[Micah Clarke by Arthur Conan Doyle]@TWC D-Link bookMicah Clarke CHAPTER XII 10/23
The jerk of your charger's movement even now might have drawn your trigger, and so deprived Monmouth of an old and tried soldier.' 'There would be much weight in your contention,' my friend answered, 'were it not that I now bethink me that I had forgot to recharge my pistol since discharging it at that great yellow beast yesternight.' Decimus Saxon shook his head sadly.
'I doubt we shall never make a soldier of you,' he remarked.

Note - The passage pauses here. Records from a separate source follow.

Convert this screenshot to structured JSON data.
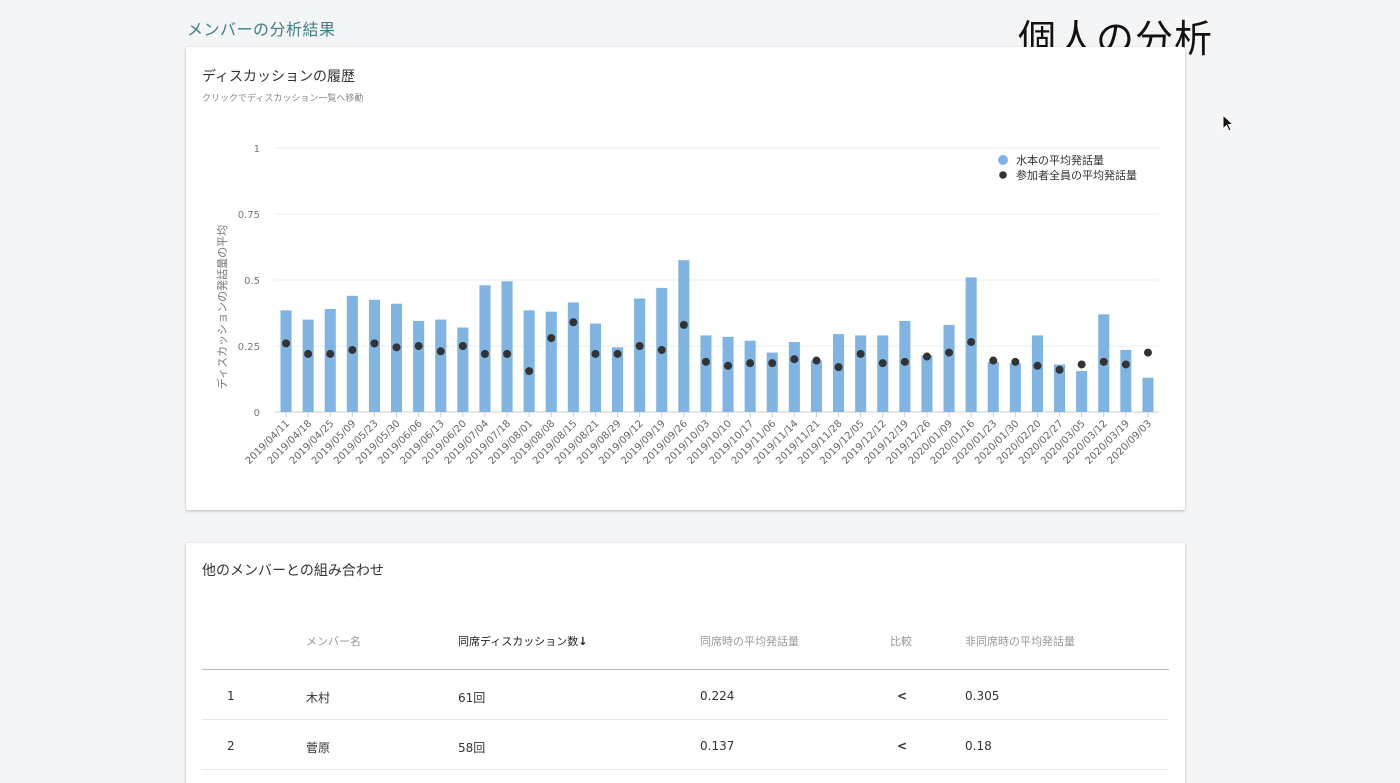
{
  "page": {
    "title": "メンバーの分析結果",
    "overlay_title": "個人の分析"
  },
  "history_card": {
    "title": "ディスカッションの履歴",
    "subtitle": "クリックでディスカッション一覧へ移動"
  },
  "colors": {
    "bar": "#7fb4e3",
    "dot": "#333333",
    "title": "#3f7f88"
  },
  "chart_data": {
    "type": "bar",
    "ylabel": "ディスカッションの発話量の平均",
    "ylim": [
      0,
      1
    ],
    "yticks": [
      "0",
      "0.25",
      "0.5",
      "0.75",
      "1"
    ],
    "legend_position": "top-right",
    "categories": [
      "2019/04/11",
      "2019/04/18",
      "2019/04/25",
      "2019/05/09",
      "2019/05/23",
      "2019/05/30",
      "2019/06/06",
      "2019/06/13",
      "2019/06/20",
      "2019/07/04",
      "2019/07/18",
      "2019/08/01",
      "2019/08/08",
      "2019/08/15",
      "2019/08/21",
      "2019/08/29",
      "2019/09/12",
      "2019/09/19",
      "2019/09/26",
      "2019/10/03",
      "2019/10/10",
      "2019/10/17",
      "2019/11/06",
      "2019/11/14",
      "2019/11/21",
      "2019/11/28",
      "2019/12/05",
      "2019/12/12",
      "2019/12/19",
      "2019/12/26",
      "2020/01/09",
      "2020/01/16",
      "2020/01/23",
      "2020/01/30",
      "2020/02/20",
      "2020/02/27",
      "2020/03/05",
      "2020/03/12",
      "2020/03/19",
      "2020/09/03"
    ],
    "series": [
      {
        "name": "水本の平均発話量",
        "kind": "bar",
        "values": [
          0.385,
          0.35,
          0.39,
          0.44,
          0.425,
          0.41,
          0.345,
          0.35,
          0.32,
          0.48,
          0.495,
          0.385,
          0.38,
          0.415,
          0.335,
          0.245,
          0.43,
          0.47,
          0.575,
          0.29,
          0.285,
          0.27,
          0.225,
          0.265,
          0.195,
          0.295,
          0.29,
          0.29,
          0.345,
          0.215,
          0.33,
          0.51,
          0.19,
          0.185,
          0.29,
          0.18,
          0.155,
          0.37,
          0.235,
          0.13
        ]
      },
      {
        "name": "参加者全員の平均発話量",
        "kind": "dot",
        "values": [
          0.26,
          0.22,
          0.22,
          0.235,
          0.26,
          0.245,
          0.25,
          0.23,
          0.25,
          0.22,
          0.22,
          0.155,
          0.28,
          0.34,
          0.22,
          0.22,
          0.25,
          0.235,
          0.33,
          0.19,
          0.175,
          0.185,
          0.185,
          0.2,
          0.195,
          0.17,
          0.22,
          0.185,
          0.19,
          0.21,
          0.225,
          0.265,
          0.195,
          0.19,
          0.175,
          0.16,
          0.18,
          0.19,
          0.18,
          0.225
        ]
      }
    ]
  },
  "combo_card": {
    "title": "他のメンバーとの組み合わせ",
    "columns": {
      "name": "メンバー名",
      "count": "同席ディスカッション数",
      "avg_with": "同席時の平均発話量",
      "compare": "比較",
      "avg_without": "非同席時の平均発話量"
    },
    "sort_indicator": "↓",
    "rows": [
      {
        "rank": "1",
        "name": "木村",
        "count": "61回",
        "avg_with": "0.224",
        "compare": "<",
        "avg_without": "0.305"
      },
      {
        "rank": "2",
        "name": "菅原",
        "count": "58回",
        "avg_with": "0.137",
        "compare": "<",
        "avg_without": "0.18"
      }
    ]
  }
}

'You fall from your horse if the brute does bit change his step, you show a levity which will not jump with the gravity of the true soldado, you present empty petronels as a menace, and finally, you crave permission to tie your armour--armour which the Cid himself might be proud to wear--around the neck of your horse.
Yet you have heart and mettle, I believe, else you would not be here.' 'Gracias, Signor!' cried Reuben, with a bow which nearly unhorsed him; 'the last remark makes up for all the rest, else had I been forced to cross blades with you, to maintain my soldierly repute.' 'Touching that same incident last night,' said Saxon, 'of the chest filled, as I surmise, with gold, which I was inclined to take as lawful plunder, I am now ready to admit that I may have shown an undue haste and precipitance, considering that the old man treated us fairly.' 'Say no more of it,' I answered, 'if you will but guard against such impulses for the future.' 'They do not properly come from me,' he replied, 'but from Will Spotterbridge, who was a man of no character at all.' 'And how comes he to be mixed up in the matter ?' I asked curiously. 'Why, marry, in this wise.
My father married the daughter of this same Will Spotterbridge, and so weakened a good old stock by an unhealthy strain.